The deep-sea tube worm,
Lamellibrachia Luymesi, is among the longest-lived of all animals. It has a lifespan of 250 years, and now scientists from
Penn State (Erik E. Cordes, Prof. Katriona Shea, Prof. Michael A. Arthur) and
Rice (Rolf S. Arvidson) might have found out why. In a paper just published in the online journal
PLoS Biology, the biologists say that the tubeworm releases its waste (sulfates) not up into the ocean but down into the ocean sediments. This stimulates the growth of sulfide-producing microbes, thus ensuring the tubeworm's long-term survival.
Close-up photo of tubeworms at 550 meters depth (Courtesy: Penn State)The worm needs sulfides to survive, which is created by a consortium of
bacteria and
archaea that live in the cold deep-sea sediments surrounding the seep where the worm lives. The bacteria use energy from hydrocarbons to reduce sulfate to sulfide, which the tubeworm absorbs through tube-like extensions that are rooted into the sediments. The tubeworms also use the same extensions to
return its waste (sulfates) into the sediment.

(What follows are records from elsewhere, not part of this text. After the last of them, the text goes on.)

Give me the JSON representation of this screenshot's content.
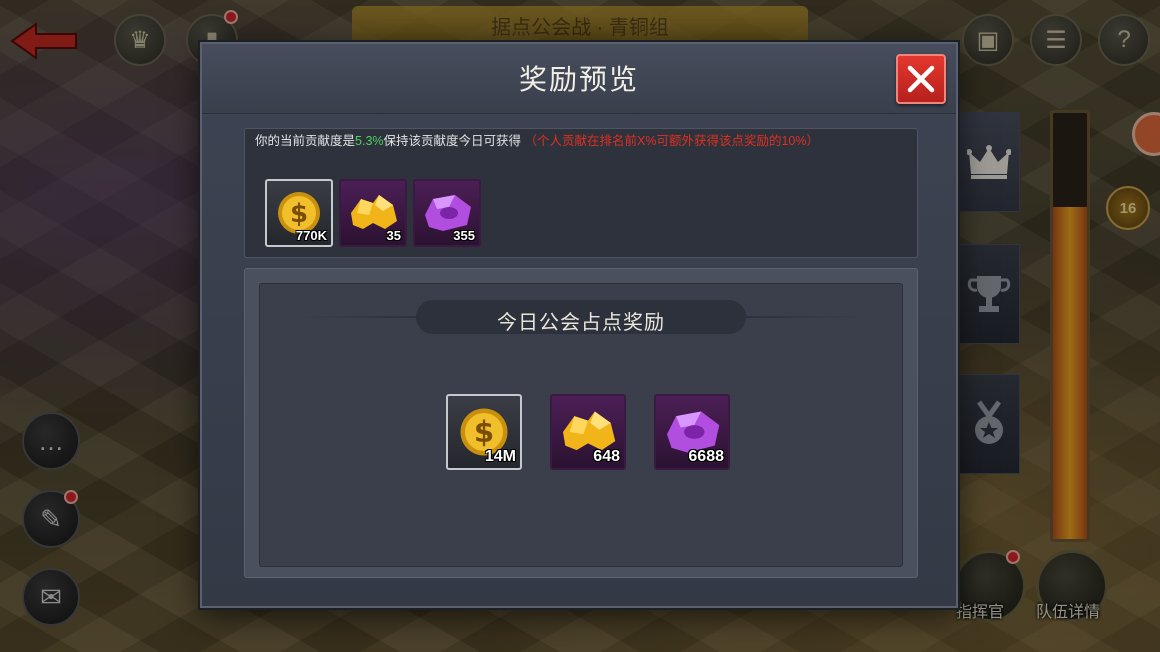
{
  "background": {
    "banner_text": "据点公会战 · 青铜组",
    "bottom_left_label": "指挥官",
    "bottom_right_label": "队伍详情",
    "level_badge": "16"
  },
  "modal": {
    "title": "奖励预览",
    "close_icon": "close-x-icon"
  },
  "personal": {
    "text_prefix": "你的当前贡献度是",
    "contribution_pct": "5.3%",
    "text_middle": "保持该贡献度今日可获得",
    "warning": "（个人贡献在排名前X%可额外获得该点奖励的10%）",
    "rewards": [
      {
        "type": "gold-coin",
        "quantity": "770K",
        "frame": "gold"
      },
      {
        "type": "gold-ore",
        "quantity": "35",
        "frame": "purple"
      },
      {
        "type": "purple-gem",
        "quantity": "355",
        "frame": "purple"
      }
    ]
  },
  "guild": {
    "title": "今日公会占点奖励",
    "rewards": [
      {
        "type": "gold-coin",
        "quantity": "14M",
        "frame": "gold"
      },
      {
        "type": "gold-ore",
        "quantity": "648",
        "frame": "purple"
      },
      {
        "type": "purple-gem",
        "quantity": "6688",
        "frame": "purple"
      }
    ]
  },
  "side_tabs": [
    "crown-icon",
    "trophy-icon",
    "medal-icon"
  ],
  "colors": {
    "accent_green": "#52d25a",
    "warning_red": "#e0301f",
    "close_red": "#d72e26"
  }
}
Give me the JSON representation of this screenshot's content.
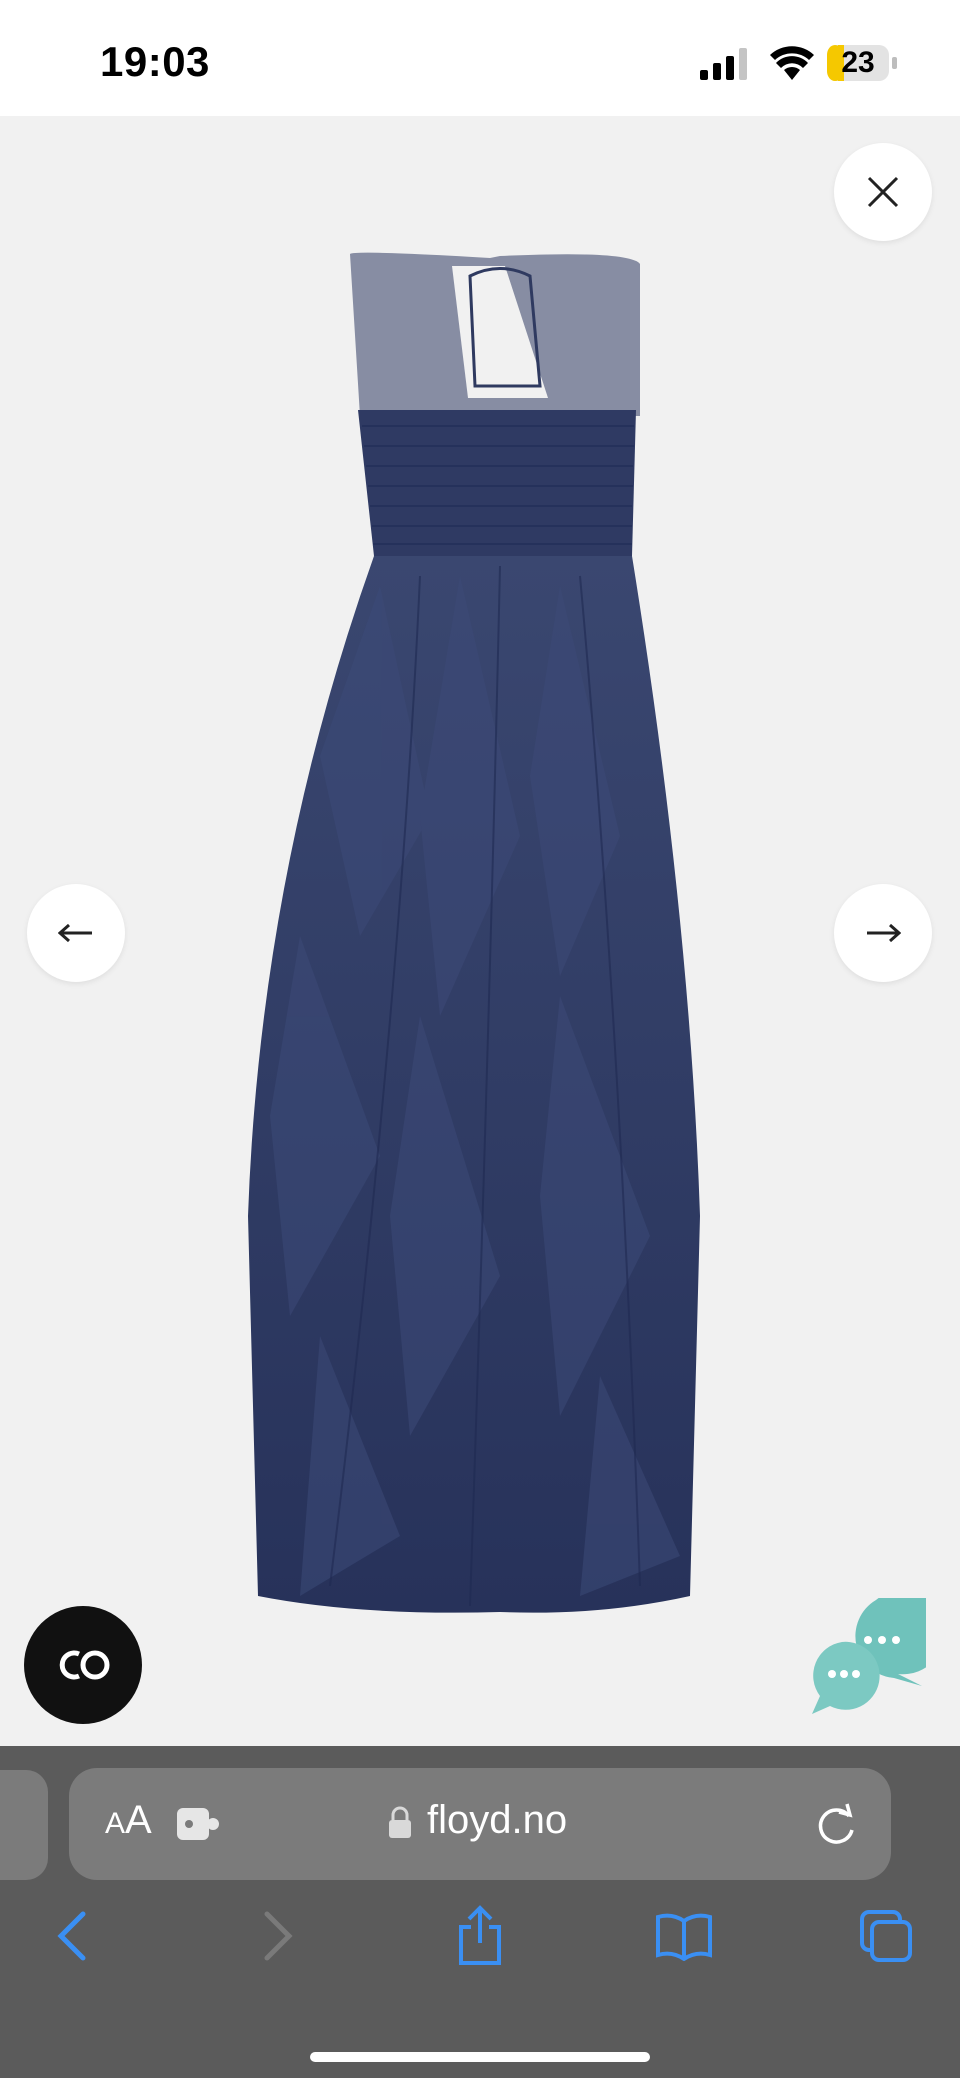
{
  "status_bar": {
    "time": "19:03",
    "battery_level": "23",
    "battery_color": "#f5c800"
  },
  "gallery": {
    "image_alt": "Navy tulle ruffle dress, back view",
    "dress_color": "#2e3a63",
    "close_icon": "close-icon",
    "prev_icon": "arrow-left-icon",
    "next_icon": "arrow-right-icon"
  },
  "overlays": {
    "co_badge_text": "CO",
    "chat_icon": "chat-bubbles-icon",
    "chat_color": "#6fc2bb"
  },
  "browser": {
    "text_size_small": "A",
    "text_size_large": "A",
    "url": "floyd.no",
    "reload_icon": "reload-icon",
    "nav_icons": [
      "back-icon",
      "forward-icon",
      "share-icon",
      "bookmarks-icon",
      "tabs-icon"
    ],
    "accent_color": "#3a8ff3"
  }
}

The scientists used a colony of 1000 tubeworms, and found that without this return of wastes back to the sediments, the average age of the tubeworms reduce to 39 years, with it, it goes up to 250 years as observed in nature. Thus, there exists a symbiotic relationship between the tubeworm and its surrounding microbes, that ensures a long life for the worms.
Other scientists are doing studies on the tubeworm's genetic development (
here, and
here), and the goal is to learn the secret of their long life, and perhaps use it to better our chances of a long life.